Array is converted to a pointer when sizeof expression is used?

Question

I have the following source :

/*file a2ptr.c */ 
#include <stdio.h>
#include <stddef.h>
typedef struct m_St m_St;
struct m_St
{
    size_t idx;
    size_t m_data[8];
}*x;

size_t GetSize(m_St *s)
{
    s->idx=1;
    return (sizeof((s->idx ? x : s)->m_data));
}
int main(void)
{
    m_St s = { 0 };
    printf("GetSize() returns: %zu\n", GetSize(&s));
    return 0;
}

On a 32-bit Linux using GCC 4.8.1, this code produces the following output :

$ gcc -Wall -Werror a2ptr.c  
$ ./a.out  
GetSize() returns: 32

My question :
Is (s->idx ? x : s)->m_data a valid expression in C ?
Why GetSize() returns the size of the whole array, (in bytes) and not the size of the pointer to its first element(e.g., sizeof(size_t)) ?

Answer 1

Is (s->idx ? x : s)->m_data a valid expression in C ?

Yes.

Why GetSize() returns the size of the whole array, (in bytes) and not the size of the pointer to its first element(e.g., sizeof(size_t))?

Read:

6.5.3.4 The sizeof operator, 1125:

When you apply the sizeof operator to an array type, the result is the total number of bytes in the array.

According to this when sizeof is applied to the name of a static array identifier (not allocated through malloc), the result is the size in bytes of the whole array rather then just address. This is one of the few exceptions to the rule that the name of an array is converted/decay to a pointer to the first element of the array, and it is possible just because the actual array size is fixed and known at compile time, when sizeof operator evaluates. So 'array name' not converted into pointer.

To find length of array read: Weird behavior when printing array in C?

Read also:

1118
The sizeof operator shall not be applied to an expression that has function type or an incomplete type, to the parenthesized name of such a type, or to an expression that designates a bit-field member.

1119
The sizeof operator yields the size (in bytes) of its operand, which may be an expression or the parenthesized name of a type.

Answer 2

Array is converted to a pointer when sizeof expression is used?

No.

---

Now seeing your question in comments:

From the ISO C99 Standard: §6.5.3.4 The sizeof operator 88) When applied to a parameter declared to have array or function type, the sizeof operator yields the size of the adjusted (pointer) type.
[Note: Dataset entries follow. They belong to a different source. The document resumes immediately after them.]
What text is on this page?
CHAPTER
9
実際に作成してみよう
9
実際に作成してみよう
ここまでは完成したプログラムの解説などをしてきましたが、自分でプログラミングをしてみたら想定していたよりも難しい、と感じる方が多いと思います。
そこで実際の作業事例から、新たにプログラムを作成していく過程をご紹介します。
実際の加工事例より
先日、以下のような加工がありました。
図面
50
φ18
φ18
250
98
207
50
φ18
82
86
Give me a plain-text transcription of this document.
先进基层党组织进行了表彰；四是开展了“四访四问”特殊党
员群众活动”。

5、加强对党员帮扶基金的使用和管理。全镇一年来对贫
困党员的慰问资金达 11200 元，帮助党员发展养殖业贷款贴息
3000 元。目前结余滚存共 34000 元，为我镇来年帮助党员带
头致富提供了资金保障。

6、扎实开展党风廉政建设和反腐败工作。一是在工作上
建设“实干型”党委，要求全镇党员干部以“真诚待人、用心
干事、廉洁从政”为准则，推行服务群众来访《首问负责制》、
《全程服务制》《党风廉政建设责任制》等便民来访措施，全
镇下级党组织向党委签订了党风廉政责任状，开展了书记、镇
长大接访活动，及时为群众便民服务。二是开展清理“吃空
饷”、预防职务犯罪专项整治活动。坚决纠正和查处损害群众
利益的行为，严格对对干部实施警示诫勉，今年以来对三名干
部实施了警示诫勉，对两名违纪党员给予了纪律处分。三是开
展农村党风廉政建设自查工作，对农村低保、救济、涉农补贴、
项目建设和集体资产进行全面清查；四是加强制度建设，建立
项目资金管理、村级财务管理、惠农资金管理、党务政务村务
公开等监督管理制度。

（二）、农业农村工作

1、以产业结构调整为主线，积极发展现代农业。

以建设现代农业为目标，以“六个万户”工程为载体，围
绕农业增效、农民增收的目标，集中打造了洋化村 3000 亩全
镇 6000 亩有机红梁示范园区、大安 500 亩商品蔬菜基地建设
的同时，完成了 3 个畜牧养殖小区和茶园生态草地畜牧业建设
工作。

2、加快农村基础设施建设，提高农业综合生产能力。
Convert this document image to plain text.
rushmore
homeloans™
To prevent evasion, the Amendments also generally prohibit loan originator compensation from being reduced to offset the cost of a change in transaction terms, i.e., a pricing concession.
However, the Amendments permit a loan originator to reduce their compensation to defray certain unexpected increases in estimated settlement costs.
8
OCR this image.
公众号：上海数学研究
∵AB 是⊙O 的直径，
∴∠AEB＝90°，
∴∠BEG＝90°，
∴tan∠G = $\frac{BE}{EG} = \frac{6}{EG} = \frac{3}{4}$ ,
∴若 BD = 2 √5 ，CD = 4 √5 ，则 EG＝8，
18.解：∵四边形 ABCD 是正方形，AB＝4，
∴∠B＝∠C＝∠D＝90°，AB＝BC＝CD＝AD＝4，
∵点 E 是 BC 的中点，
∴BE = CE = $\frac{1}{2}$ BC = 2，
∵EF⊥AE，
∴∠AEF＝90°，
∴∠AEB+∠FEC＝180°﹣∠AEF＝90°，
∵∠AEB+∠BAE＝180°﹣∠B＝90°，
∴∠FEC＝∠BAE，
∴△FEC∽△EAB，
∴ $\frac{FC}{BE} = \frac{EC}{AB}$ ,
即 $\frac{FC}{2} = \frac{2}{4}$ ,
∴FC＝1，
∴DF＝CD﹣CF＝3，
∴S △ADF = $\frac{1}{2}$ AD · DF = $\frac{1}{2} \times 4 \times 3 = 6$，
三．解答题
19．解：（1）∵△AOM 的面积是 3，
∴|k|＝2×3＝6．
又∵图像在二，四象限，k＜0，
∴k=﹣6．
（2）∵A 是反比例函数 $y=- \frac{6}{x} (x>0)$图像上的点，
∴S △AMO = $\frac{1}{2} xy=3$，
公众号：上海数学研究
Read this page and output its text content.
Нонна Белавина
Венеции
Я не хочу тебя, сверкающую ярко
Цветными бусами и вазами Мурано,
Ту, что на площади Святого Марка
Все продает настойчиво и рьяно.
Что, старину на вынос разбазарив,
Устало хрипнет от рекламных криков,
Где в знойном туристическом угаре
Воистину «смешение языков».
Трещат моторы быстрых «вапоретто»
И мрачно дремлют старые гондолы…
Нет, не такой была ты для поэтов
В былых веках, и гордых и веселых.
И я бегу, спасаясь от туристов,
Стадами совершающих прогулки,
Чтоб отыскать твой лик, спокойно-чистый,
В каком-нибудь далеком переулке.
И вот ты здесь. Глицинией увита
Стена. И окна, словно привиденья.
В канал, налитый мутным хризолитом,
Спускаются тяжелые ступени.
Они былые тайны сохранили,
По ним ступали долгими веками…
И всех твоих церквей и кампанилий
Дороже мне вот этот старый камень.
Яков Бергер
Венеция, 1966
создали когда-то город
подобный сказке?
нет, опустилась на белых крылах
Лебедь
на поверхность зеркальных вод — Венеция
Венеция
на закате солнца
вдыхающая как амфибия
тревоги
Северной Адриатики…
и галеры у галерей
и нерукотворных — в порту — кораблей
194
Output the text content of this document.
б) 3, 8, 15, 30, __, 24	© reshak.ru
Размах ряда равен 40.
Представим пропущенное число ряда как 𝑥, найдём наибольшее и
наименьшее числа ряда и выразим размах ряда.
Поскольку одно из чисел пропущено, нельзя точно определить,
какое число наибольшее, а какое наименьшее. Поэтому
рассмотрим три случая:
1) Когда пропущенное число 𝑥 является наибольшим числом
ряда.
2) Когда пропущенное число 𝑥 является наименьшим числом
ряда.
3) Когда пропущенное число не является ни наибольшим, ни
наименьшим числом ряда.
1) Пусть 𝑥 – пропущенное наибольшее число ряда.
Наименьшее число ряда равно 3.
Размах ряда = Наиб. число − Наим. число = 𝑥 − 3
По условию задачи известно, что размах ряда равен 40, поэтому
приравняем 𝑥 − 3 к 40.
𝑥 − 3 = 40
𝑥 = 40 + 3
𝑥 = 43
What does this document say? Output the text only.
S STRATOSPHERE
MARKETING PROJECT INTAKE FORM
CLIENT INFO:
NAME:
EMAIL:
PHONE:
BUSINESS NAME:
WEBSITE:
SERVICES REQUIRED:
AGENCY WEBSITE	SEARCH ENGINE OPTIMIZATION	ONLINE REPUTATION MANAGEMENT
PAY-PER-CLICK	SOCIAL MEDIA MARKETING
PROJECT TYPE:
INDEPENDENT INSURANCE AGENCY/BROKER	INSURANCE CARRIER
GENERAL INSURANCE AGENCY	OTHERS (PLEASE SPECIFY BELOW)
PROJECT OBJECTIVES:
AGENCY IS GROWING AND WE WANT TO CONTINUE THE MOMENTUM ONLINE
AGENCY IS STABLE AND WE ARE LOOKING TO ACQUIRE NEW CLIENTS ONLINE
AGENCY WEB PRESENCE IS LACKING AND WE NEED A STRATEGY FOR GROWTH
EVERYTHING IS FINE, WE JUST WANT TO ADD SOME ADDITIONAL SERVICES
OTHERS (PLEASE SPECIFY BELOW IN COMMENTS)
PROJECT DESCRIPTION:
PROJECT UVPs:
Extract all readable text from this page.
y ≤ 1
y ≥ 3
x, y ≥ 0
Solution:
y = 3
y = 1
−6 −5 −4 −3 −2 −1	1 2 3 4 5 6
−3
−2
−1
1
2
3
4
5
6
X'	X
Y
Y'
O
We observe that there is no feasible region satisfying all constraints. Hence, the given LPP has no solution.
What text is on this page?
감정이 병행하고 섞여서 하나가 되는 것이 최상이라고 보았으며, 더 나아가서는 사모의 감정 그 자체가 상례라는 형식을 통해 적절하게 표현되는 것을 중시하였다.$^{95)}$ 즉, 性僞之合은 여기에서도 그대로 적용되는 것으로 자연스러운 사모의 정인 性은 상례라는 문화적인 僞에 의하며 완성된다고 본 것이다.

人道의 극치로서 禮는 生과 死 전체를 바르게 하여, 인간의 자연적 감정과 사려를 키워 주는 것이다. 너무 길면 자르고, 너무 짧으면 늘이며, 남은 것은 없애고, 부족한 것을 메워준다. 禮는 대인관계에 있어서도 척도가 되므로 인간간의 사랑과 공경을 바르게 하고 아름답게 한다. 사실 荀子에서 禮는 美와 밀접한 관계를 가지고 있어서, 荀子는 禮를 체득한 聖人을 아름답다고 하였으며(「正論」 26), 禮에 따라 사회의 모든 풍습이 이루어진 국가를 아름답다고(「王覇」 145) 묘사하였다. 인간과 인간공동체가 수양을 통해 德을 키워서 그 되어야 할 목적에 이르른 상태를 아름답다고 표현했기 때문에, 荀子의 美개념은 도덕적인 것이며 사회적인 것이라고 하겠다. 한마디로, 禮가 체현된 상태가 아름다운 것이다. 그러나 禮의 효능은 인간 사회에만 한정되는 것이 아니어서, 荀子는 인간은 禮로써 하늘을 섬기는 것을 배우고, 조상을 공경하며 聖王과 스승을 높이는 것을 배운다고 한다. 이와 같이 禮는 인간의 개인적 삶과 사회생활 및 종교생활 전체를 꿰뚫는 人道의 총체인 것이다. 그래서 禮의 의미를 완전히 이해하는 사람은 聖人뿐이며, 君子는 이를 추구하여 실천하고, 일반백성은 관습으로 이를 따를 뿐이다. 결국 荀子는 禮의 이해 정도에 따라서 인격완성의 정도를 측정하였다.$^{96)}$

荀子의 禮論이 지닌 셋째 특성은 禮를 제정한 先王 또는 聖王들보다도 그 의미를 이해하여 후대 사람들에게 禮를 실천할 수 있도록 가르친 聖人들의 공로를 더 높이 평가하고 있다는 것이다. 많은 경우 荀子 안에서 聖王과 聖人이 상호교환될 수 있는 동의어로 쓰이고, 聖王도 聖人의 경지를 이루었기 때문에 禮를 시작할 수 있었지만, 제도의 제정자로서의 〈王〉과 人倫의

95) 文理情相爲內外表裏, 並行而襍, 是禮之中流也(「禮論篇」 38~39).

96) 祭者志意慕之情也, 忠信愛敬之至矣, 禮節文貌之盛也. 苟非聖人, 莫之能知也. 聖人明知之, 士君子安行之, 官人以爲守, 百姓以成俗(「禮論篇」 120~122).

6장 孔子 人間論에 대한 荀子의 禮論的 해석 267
Does this quote applies to my example? Any point where did I miss?

You missed the word parameter. This is basically just another way to say that one can't really pass arrays to a function, only pointers, because arrays always decay into pointers when passed to a function. The clause you are citing concerns the following case:

void foo(char arr[1000])
{
    // will print sizeof(char *), because in a function argument context,
    // (and ONLY there), T array[N] is the same as T *arrray
    printf("%zu\n", sizeof(arr));
}

Now if your array is..., well, a real array, and not a disguised pointer, then it does not decay to a pointer if it is the argument of the sizeof operator.

Answer 3

size_t m_data[8];
return sizeof(m_data);   // <-- in this case same as return (sizeof(size_t) * 8);

so if you want to return the count of elements, you should do:

size_t m_data[8];
return ( sizeof(m_data) / sizeof(size_t) );

"Array is converted to a pointer when sizeof expression is used?" No. Your confusion is probably based on something, which is called array decaying, when an array is converted (decayed) into a pointer and the ability of retrieving the length of the array using sizeof is lost:

size_t getSize(size_t* myDecayedArray) {
    return sizeof(myDecayedArray);     // <-- same as return ( sizeof(size_t*) );
}
...
size_t m_data[8];
return getSize(m_data);                       // <-- array decayed into pointer

see What is array decaying?

Answer 4

sizeof is computed at compile time - not run time.